Ford stated that the plaintiff’s argument that it consented to general jurisdiction in Illinois because it registered an agent in Illinois is at odds with the Supreme Court’s personal jurisdiction decision in Daimler.

“Daimler holds that the Due Process Clause prohibits a state from exercising general jurisdiction over a company merely because it conducts business, even extensive business, in the state.

“It would render Daimler – and the due process protections it enforces – meaningless to say that complying with the ministerial requirements necessary to conduct that business suffices to subject the company to the general jurisdiction that otherwise would be lacking,” the reply states.

Madison County Associate Judge Stephen Stobbs denied Ford’s motion to dismiss on Nov. 6, 2015. While he noted that Michigan is its principal place of business and Delaware is its state of incorporation, Stobbs concluded that Ford’s contacts with Illinois were sufficient to justify jurisdiction.

Stobbs further held that Ford consented to jurisdiction by registering with Illinois and appointing an agent for service of process.

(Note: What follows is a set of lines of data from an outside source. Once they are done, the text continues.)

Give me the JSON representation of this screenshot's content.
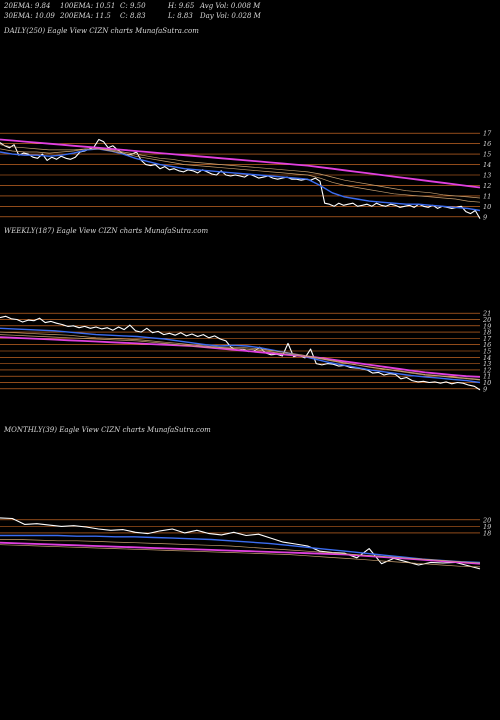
{
  "header": {
    "row1": [
      "20EMA: 9.84",
      "100EMA: 10.51",
      "C: 9.50",
      "H: 9.65",
      "Avg Vol: 0.008 M"
    ],
    "row2": [
      "30EMA: 10.09",
      "200EMA: 11.5",
      "C: 8.83",
      "L: 8.83",
      "Day Vol: 0.028 M"
    ]
  },
  "colors": {
    "background": "#000000",
    "price": "#ffffff",
    "ema_fast": "#3b6cf0",
    "ema_slow": "#e040e0",
    "moving_avgs": "#c8a070",
    "grid": "#e8782a",
    "text": "#d8d8d8"
  },
  "chart_data": [
    {
      "type": "line",
      "title": "DAILY(250) Eagle  View  CIZN  charts MunafaSutra.com",
      "y_ticks": [
        17,
        16,
        15,
        14,
        13,
        12,
        11,
        10,
        9
      ],
      "ylim": [
        8.5,
        17.5
      ],
      "grid": true,
      "series": [
        {
          "role": "price",
          "values": [
            16.1,
            15.8,
            15.6,
            15.9,
            14.9,
            15.1,
            15.0,
            14.7,
            14.6,
            15.0,
            14.4,
            14.7,
            14.5,
            14.8,
            14.6,
            14.5,
            14.7,
            15.2,
            15.3,
            15.5,
            15.7,
            16.4,
            16.2,
            15.6,
            15.8,
            15.4,
            15.1,
            14.9,
            15.0,
            15.2,
            14.4,
            14.0,
            13.9,
            14.0,
            13.6,
            13.8,
            13.5,
            13.6,
            13.4,
            13.3,
            13.5,
            13.4,
            13.2,
            13.5,
            13.3,
            13.1,
            13.0,
            13.4,
            13.0,
            12.9,
            13.0,
            12.9,
            12.8,
            13.1,
            12.9,
            12.7,
            12.8,
            12.9,
            12.7,
            12.6,
            12.7,
            12.8,
            12.6,
            12.6,
            12.5,
            12.6,
            12.5,
            12.7,
            12.4,
            10.3,
            10.2,
            10.0,
            10.3,
            10.1,
            10.2,
            10.3,
            10.0,
            10.1,
            10.2,
            10.0,
            10.3,
            10.1,
            10.0,
            10.2,
            10.1,
            9.9,
            10.0,
            10.1,
            9.9,
            10.2,
            10.0,
            9.9,
            10.1,
            9.8,
            10.0,
            9.9,
            9.8,
            9.9,
            10.0,
            9.5,
            9.3,
            9.6,
            8.83
          ]
        },
        {
          "role": "ema-fast",
          "values": [
            15.2,
            15.0,
            14.9,
            14.9,
            14.8,
            14.9,
            15.1,
            15.4,
            15.5,
            15.3,
            15.0,
            14.6,
            14.3,
            14.0,
            13.8,
            13.6,
            13.5,
            13.4,
            13.3,
            13.2,
            13.1,
            13.0,
            12.9,
            12.8,
            12.7,
            12.6,
            12.0,
            11.3,
            10.9,
            10.7,
            10.5,
            10.4,
            10.3,
            10.2,
            10.2,
            10.1,
            10.0,
            9.9,
            9.8,
            9.6
          ]
        },
        {
          "role": "ema-slow",
          "values": [
            16.4,
            16.3,
            16.2,
            16.1,
            16.0,
            15.9,
            15.8,
            15.7,
            15.6,
            15.5,
            15.4,
            15.3,
            15.2,
            15.1,
            15.0,
            14.9,
            14.8,
            14.7,
            14.6,
            14.5,
            14.4,
            14.3,
            14.2,
            14.1,
            14.0,
            13.9,
            13.75,
            13.6,
            13.45,
            13.3,
            13.15,
            13.0,
            12.85,
            12.7,
            12.55,
            12.4,
            12.25,
            12.1,
            11.95,
            11.8
          ]
        },
        {
          "role": "ma",
          "values": [
            15.5,
            15.3,
            15.2,
            15.2,
            15.1,
            15.2,
            15.3,
            15.5,
            15.5,
            15.3,
            15.1,
            14.8,
            14.6,
            14.4,
            14.2,
            14.0,
            13.9,
            13.8,
            13.7,
            13.6,
            13.5,
            13.4,
            13.3,
            13.2,
            13.1,
            13.0,
            12.7,
            12.3,
            12.0,
            11.8,
            11.6,
            11.4,
            11.2,
            11.1,
            11.0,
            10.9,
            10.8,
            10.7,
            10.5,
            10.4
          ]
        },
        {
          "role": "ma",
          "values": [
            15.9,
            15.7,
            15.6,
            15.5,
            15.4,
            15.4,
            15.4,
            15.5,
            15.5,
            15.4,
            15.2,
            15.0,
            14.8,
            14.6,
            14.5,
            14.3,
            14.2,
            14.1,
            14.0,
            13.9,
            13.8,
            13.7,
            13.6,
            13.5,
            13.4,
            13.3,
            13.1,
            12.8,
            12.5,
            12.3,
            12.1,
            11.9,
            11.7,
            11.5,
            11.4,
            11.3,
            11.1,
            11.0,
            10.9,
            10.8
          ]
        }
      ]
    },
    {
      "type": "line",
      "title": "WEEKLY(187) Eagle  View  CIZN  charts MunafaSutra.com",
      "y_ticks": [
        21,
        20,
        19,
        18,
        17,
        16,
        15,
        14,
        13,
        12,
        11,
        10,
        9
      ],
      "ylim": [
        8.5,
        21.5
      ],
      "grid": true,
      "series": [
        {
          "role": "price",
          "values": [
            20.3,
            20.5,
            20.1,
            20.0,
            19.6,
            19.9,
            19.8,
            20.2,
            19.5,
            19.7,
            19.4,
            19.2,
            18.9,
            19.0,
            18.7,
            18.9,
            18.6,
            18.8,
            18.5,
            18.7,
            18.3,
            18.8,
            18.4,
            19.1,
            18.2,
            18.0,
            18.6,
            17.9,
            18.1,
            17.6,
            17.8,
            17.5,
            17.9,
            17.4,
            17.7,
            17.3,
            17.6,
            17.1,
            17.4,
            16.9,
            16.6,
            15.5,
            15.1,
            15.3,
            14.9,
            15.0,
            15.6,
            14.7,
            14.4,
            14.5,
            14.2,
            16.2,
            14.1,
            14.3,
            13.9,
            15.3,
            13.0,
            12.8,
            13.0,
            12.9,
            12.6,
            12.7,
            12.4,
            12.3,
            12.2,
            12.0,
            11.5,
            11.6,
            11.2,
            11.4,
            11.3,
            10.6,
            10.8,
            10.3,
            10.1,
            10.2,
            10.0,
            10.1,
            9.9,
            10.1,
            9.8,
            10.0,
            9.9,
            9.6,
            9.4,
            8.83
          ]
        },
        {
          "role": "ema-fast",
          "values": [
            18.6,
            18.5,
            18.4,
            18.3,
            18.2,
            18.0,
            17.8,
            17.6,
            17.5,
            17.4,
            17.3,
            17.1,
            16.9,
            16.6,
            16.3,
            16.0,
            15.8,
            15.9,
            15.8,
            15.5,
            15.1,
            14.7,
            14.2,
            13.7,
            13.2,
            12.8,
            12.4,
            12.0,
            11.7,
            11.4,
            11.1,
            10.9,
            10.7,
            10.5,
            10.3,
            10.0
          ]
        },
        {
          "role": "ema-slow",
          "values": [
            17.2,
            17.1,
            17.0,
            16.9,
            16.8,
            16.7,
            16.6,
            16.5,
            16.4,
            16.3,
            16.2,
            16.1,
            16.0,
            15.9,
            15.8,
            15.6,
            15.4,
            15.2,
            15.0,
            14.8,
            14.6,
            14.4,
            14.2,
            14.0,
            13.7,
            13.4,
            13.1,
            12.8,
            12.5,
            12.2,
            11.9,
            11.6,
            11.4,
            11.2,
            11.0,
            10.9
          ]
        },
        {
          "role": "ma",
          "values": [
            18.0,
            17.9,
            17.8,
            17.7,
            17.6,
            17.5,
            17.3,
            17.1,
            17.0,
            16.9,
            16.8,
            16.6,
            16.4,
            16.2,
            16.0,
            15.8,
            15.6,
            15.6,
            15.5,
            15.3,
            15.0,
            14.7,
            14.4,
            14.0,
            13.6,
            13.2,
            12.8,
            12.4,
            12.1,
            11.8,
            11.5,
            11.2,
            11.0,
            10.8,
            10.6,
            10.4
          ]
        },
        {
          "role": "ma",
          "values": [
            17.6,
            17.5,
            17.4,
            17.3,
            17.2,
            17.1,
            17.0,
            16.9,
            16.8,
            16.7,
            16.6,
            16.4,
            16.2,
            16.0,
            15.8,
            15.6,
            15.5,
            15.4,
            15.3,
            15.1,
            14.8,
            14.5,
            14.2,
            13.9,
            13.5,
            13.1,
            12.8,
            12.5,
            12.2,
            11.9,
            11.6,
            11.3,
            11.1,
            10.9,
            10.7,
            10.5
          ]
        }
      ]
    },
    {
      "type": "line",
      "title": "MONTHLY(39) Eagle  View  CIZN  charts MunafaSutra.com",
      "y_ticks": [
        20,
        19,
        18
      ],
      "ylim": [
        10.5,
        21.5
      ],
      "grid": true,
      "series": [
        {
          "role": "price",
          "values": [
            20.3,
            20.2,
            19.3,
            19.4,
            19.2,
            19.0,
            19.1,
            18.9,
            18.6,
            18.4,
            18.5,
            18.1,
            17.9,
            18.3,
            18.6,
            18.0,
            18.4,
            17.9,
            17.7,
            18.1,
            17.6,
            17.8,
            17.2,
            16.6,
            16.3,
            16.0,
            15.2,
            15.0,
            14.9,
            14.2,
            15.6,
            13.3,
            14.1,
            13.6,
            13.1,
            13.5,
            13.4,
            13.5,
            13.0,
            12.5
          ]
        },
        {
          "role": "ema-fast",
          "values": [
            17.6,
            17.6,
            17.6,
            17.6,
            17.5,
            17.5,
            17.4,
            17.4,
            17.3,
            17.2,
            17.1,
            17.0,
            16.8,
            16.6,
            16.4,
            16.1,
            15.8,
            15.5,
            15.2,
            14.9,
            14.6,
            14.3,
            14.0,
            13.8,
            13.6,
            13.5
          ]
        },
        {
          "role": "ema-slow",
          "values": [
            16.5,
            16.4,
            16.3,
            16.2,
            16.1,
            16.0,
            15.9,
            15.8,
            15.7,
            15.6,
            15.5,
            15.4,
            15.3,
            15.2,
            15.1,
            15.0,
            14.9,
            14.8,
            14.7,
            14.5,
            14.3,
            14.1,
            13.9,
            13.7,
            13.5,
            13.3
          ]
        },
        {
          "role": "ma",
          "values": [
            17.0,
            17.0,
            16.9,
            16.8,
            16.8,
            16.7,
            16.6,
            16.5,
            16.4,
            16.3,
            16.2,
            16.1,
            16.0,
            15.8,
            15.6,
            15.4,
            15.2,
            15.0,
            14.8,
            14.6,
            14.4,
            14.2,
            14.0,
            13.8,
            13.6,
            13.4
          ]
        },
        {
          "role": "ma",
          "values": [
            16.2,
            16.1,
            16.0,
            15.9,
            15.8,
            15.7,
            15.6,
            15.5,
            15.4,
            15.3,
            15.2,
            15.1,
            15.0,
            14.9,
            14.8,
            14.7,
            14.5,
            14.3,
            14.1,
            13.9,
            13.7,
            13.5,
            13.3,
            13.1,
            12.9,
            12.8
          ]
        }
      ]
    }
  ]
}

An amicus brief filed by the Coalition for Litigation Justice argues that “nothing in the relevant statutes actually calls for consent to general jurisdiction, or advises an out-of-state corporation that by registering to do business or appointing an agent it is subjecting itself to general jurisdiction in Illinois.”

Ford appealed.

Oral arguments have not yet been set in the case.

Barberis defeated Democrat opponent Brad Bleyer, circuit judge in Williamson County by a margin of 56-44 and Moore defeated Democrat opponent Jo Beth Weber, circuit judge in Jefferson County, by a margin of 54-46 percent.